Is the policy working? Tough to tell as I’m awaiting an answer from Major Allen.
Since the general order was issued Nov. 4, however, seven members of Task Force Marne have been reprimanded, according to the major. Among those, four pregnant soldiers — including one who did not want to identify the other soldier involved — have been returned to their home stations.
UPDATE 12/21/09 at 3 p.m. Central: Major Allen told me that, because the unit has been in country for only a short time, they do not have records sufficient for comparison to the totals since Nov. 4. That in mind, I’ll check back with him in a few months to see if the numbers go up or down.
UPDATE #2 12/22/09 at 11:08 a.m. Central:
- ABC reports today that General Cucolo has backed off threats of court-martial for pregnant troops and, secondly, that the always-pro-abortion National Organization for Women has entered the fray, quoting NOW President Terry O’Neill as saying, “How dare any government say we’re going to impose any kind of punishment on women for getting pregnant. This is not the 1800s.”

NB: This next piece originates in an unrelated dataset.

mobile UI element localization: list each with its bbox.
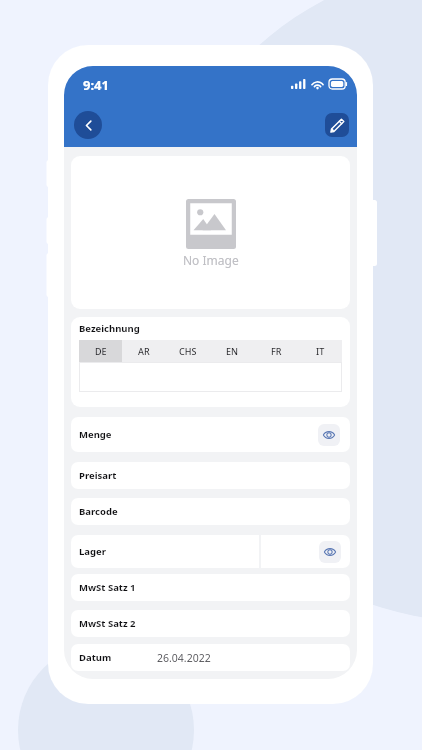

- I didn’t include it in the original post above, but General Cucolo knew his action would attract nutjobs like O’Neill. In the final paragraph of his policy letter, the general wrote, “I do not expect those who have never served in the military to completely understand what I have tried to explain above. Recently I was asked, ‘Don’t you think you are treading on an intensely personal topic?’ As intensely personal as this topic might be, leaving those who depend on you shorthanded in a combat zone gets to be personal for those left, too. This addition to a standing general order is just a small part of our overall effort to motivate thoughtful and responsible behavior among our soldiers.